Compute Simulation Heatmaps

Usage

CalculateDensity(
  sim_object,
  steps = NULL,
  which = "all",
  step_size = 1,
  cores = 1
)

Arguments

sim_object

object created with CreateSimulationObject

steps

which simulation steps to compute heatmaps for (Tissue, Holes, Cells, or All)

which

which simulation to compute it for

step_size

resolution of heatmap

cores

number of cpu cores

Value

a new SpatSimObj with probability densities calculated

Create a spatial simulation object.

Description

This function creates a SpatSimObj for spatial simulations.
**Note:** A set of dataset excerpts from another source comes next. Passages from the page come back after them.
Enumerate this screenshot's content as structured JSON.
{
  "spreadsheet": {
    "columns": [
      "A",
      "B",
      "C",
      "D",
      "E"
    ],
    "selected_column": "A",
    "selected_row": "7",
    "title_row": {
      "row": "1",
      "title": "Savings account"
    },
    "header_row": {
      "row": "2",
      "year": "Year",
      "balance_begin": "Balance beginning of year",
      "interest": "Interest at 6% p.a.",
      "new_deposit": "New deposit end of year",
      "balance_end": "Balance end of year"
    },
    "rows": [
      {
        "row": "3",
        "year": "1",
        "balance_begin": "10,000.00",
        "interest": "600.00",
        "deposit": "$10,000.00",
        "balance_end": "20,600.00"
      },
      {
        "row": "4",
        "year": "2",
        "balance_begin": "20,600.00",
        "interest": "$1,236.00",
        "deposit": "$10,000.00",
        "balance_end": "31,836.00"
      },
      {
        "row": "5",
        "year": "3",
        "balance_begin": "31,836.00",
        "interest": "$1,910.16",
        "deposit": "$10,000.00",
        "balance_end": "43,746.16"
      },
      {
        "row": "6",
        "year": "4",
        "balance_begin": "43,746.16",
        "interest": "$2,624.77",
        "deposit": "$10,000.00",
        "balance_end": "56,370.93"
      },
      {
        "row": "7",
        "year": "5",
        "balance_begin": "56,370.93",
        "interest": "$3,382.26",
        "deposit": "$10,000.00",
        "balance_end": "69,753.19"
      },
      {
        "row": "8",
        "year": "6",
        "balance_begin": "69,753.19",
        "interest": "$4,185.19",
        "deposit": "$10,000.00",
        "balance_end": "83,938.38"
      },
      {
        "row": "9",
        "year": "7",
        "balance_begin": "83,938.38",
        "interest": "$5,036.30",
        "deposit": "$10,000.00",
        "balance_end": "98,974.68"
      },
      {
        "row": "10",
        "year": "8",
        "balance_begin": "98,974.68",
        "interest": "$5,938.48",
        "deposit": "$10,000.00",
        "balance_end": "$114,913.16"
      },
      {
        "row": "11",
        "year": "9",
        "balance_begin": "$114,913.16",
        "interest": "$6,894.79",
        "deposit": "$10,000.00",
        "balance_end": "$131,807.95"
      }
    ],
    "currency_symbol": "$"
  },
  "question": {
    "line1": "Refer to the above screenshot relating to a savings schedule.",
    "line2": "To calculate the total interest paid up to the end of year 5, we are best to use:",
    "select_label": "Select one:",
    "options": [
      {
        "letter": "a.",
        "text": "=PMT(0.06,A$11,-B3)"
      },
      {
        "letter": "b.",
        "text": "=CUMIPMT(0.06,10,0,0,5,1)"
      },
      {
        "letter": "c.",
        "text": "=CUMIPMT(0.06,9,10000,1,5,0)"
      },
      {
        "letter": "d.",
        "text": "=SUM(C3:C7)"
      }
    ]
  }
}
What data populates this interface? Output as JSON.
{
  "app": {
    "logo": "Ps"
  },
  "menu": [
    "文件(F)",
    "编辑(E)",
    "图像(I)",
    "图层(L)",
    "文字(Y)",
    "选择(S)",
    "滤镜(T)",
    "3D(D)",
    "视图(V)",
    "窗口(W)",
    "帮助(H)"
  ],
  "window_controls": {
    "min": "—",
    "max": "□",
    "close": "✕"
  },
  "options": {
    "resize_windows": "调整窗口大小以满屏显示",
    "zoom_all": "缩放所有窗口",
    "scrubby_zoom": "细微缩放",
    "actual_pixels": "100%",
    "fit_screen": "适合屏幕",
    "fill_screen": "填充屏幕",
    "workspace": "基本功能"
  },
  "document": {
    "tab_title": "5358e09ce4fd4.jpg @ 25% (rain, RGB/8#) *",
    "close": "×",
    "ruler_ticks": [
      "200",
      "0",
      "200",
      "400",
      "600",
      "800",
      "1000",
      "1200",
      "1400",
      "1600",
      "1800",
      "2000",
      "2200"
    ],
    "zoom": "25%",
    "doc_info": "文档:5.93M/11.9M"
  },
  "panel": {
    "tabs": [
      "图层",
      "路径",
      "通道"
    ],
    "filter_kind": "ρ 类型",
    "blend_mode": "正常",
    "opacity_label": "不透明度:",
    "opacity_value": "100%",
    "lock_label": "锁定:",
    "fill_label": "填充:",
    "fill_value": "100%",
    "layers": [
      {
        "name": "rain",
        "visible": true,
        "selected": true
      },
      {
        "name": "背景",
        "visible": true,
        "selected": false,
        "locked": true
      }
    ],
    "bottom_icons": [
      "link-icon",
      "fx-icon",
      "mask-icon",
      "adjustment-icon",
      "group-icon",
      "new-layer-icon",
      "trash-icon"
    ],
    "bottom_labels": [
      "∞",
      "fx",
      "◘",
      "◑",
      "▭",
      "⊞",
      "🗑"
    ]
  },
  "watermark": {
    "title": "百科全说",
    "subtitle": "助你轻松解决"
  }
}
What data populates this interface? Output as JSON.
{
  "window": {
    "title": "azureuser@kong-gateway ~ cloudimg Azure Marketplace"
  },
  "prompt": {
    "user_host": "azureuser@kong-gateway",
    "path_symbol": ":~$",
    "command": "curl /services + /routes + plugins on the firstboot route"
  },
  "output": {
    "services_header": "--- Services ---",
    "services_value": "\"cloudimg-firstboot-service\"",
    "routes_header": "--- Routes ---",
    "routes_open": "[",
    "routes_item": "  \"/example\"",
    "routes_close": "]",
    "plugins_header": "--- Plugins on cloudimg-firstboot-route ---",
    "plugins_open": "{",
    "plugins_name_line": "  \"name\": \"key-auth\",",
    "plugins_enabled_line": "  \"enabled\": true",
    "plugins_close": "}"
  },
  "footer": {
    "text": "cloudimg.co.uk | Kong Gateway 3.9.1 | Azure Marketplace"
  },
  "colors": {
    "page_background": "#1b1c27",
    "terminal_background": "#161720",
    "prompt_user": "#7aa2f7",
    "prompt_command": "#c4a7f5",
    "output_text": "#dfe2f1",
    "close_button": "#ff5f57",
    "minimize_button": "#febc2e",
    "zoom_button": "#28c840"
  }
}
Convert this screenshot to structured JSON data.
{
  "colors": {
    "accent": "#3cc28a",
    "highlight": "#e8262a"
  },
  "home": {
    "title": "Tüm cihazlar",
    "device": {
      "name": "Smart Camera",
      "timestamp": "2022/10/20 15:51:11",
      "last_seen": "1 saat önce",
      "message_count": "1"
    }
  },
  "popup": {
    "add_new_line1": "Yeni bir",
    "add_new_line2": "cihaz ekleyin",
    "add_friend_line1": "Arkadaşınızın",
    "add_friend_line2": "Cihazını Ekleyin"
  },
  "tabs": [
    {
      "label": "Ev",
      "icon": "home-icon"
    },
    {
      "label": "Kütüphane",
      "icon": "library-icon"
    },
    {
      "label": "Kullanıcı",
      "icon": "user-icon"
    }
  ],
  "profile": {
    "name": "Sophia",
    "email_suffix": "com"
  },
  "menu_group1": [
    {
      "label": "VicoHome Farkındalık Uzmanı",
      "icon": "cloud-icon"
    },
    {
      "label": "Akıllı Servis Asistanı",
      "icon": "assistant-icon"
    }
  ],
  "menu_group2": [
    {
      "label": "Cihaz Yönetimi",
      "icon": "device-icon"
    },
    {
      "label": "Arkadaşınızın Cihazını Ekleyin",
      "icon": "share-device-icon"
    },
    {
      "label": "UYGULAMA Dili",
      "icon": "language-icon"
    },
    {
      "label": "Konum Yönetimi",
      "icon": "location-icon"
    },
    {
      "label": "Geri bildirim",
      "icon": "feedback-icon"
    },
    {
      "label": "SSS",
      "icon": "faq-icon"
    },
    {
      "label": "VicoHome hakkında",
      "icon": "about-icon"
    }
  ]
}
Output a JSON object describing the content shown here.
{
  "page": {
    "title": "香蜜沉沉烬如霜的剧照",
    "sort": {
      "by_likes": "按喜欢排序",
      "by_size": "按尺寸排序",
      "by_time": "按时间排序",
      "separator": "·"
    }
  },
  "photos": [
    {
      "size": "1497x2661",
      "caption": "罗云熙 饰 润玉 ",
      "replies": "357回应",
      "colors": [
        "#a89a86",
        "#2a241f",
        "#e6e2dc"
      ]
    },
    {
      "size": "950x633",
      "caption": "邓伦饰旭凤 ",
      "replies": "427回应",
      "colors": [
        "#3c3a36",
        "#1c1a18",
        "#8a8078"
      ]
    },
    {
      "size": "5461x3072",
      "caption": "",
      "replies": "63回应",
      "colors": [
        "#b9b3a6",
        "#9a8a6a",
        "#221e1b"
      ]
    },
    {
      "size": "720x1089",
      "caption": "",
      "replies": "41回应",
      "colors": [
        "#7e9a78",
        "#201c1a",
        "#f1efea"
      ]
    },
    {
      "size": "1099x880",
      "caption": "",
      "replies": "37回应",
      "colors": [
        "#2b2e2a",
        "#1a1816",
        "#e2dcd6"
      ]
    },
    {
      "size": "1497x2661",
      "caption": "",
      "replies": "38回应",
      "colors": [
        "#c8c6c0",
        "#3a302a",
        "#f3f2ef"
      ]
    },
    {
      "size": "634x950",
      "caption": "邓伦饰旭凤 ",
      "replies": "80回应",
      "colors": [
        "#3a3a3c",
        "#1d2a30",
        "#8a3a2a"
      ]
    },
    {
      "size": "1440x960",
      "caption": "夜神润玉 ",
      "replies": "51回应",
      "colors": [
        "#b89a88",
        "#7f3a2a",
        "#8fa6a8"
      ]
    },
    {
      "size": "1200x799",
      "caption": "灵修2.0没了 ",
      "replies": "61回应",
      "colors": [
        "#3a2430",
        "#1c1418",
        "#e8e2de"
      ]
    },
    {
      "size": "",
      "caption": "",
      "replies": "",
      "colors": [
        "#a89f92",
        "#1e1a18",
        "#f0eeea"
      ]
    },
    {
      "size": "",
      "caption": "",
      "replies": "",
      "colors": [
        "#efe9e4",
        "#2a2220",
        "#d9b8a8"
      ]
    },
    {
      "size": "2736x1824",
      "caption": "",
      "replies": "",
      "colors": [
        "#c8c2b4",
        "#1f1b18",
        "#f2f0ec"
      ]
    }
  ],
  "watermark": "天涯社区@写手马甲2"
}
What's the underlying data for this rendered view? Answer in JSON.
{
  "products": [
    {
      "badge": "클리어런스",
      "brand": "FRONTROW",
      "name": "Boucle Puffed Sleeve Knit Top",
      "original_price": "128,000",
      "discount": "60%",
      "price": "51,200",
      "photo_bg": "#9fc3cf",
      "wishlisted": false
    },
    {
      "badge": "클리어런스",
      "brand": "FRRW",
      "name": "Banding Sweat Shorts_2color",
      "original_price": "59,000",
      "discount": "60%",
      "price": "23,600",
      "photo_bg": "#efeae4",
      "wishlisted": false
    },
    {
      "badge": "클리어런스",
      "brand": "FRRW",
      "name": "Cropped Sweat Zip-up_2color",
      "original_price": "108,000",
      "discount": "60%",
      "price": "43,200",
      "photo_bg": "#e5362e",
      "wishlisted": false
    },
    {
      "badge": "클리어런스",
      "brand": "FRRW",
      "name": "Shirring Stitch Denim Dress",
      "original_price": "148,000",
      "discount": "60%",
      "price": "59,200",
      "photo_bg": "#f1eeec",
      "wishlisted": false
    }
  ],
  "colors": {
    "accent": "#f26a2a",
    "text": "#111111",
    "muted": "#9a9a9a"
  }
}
The object contains information about the simulation window, the number of simulations to perform, and lists of cells, Tissue1/Tissue2, holes, and spatial files.

Usage

CreateSimulationObject(window = NULL, sims = NULL, cell_types = 1)

Arguments

window

An object of class owin representing the simulation window. If NULL, defaults to a rectangular window of size (0,10) in both x and y directions.

sims

The number of simulations to perform. If NULL or l ess than 1, defaults to 3.

cell_types

The number of cell types. Defaults to 1.

Details

The simulation window is represented by an object of class owin, which specifies the extent and shape of the spatial domain in which the simulations will be performed. If no window is provided, the function creates a rectangular window of size (0,10) in both x and y directions.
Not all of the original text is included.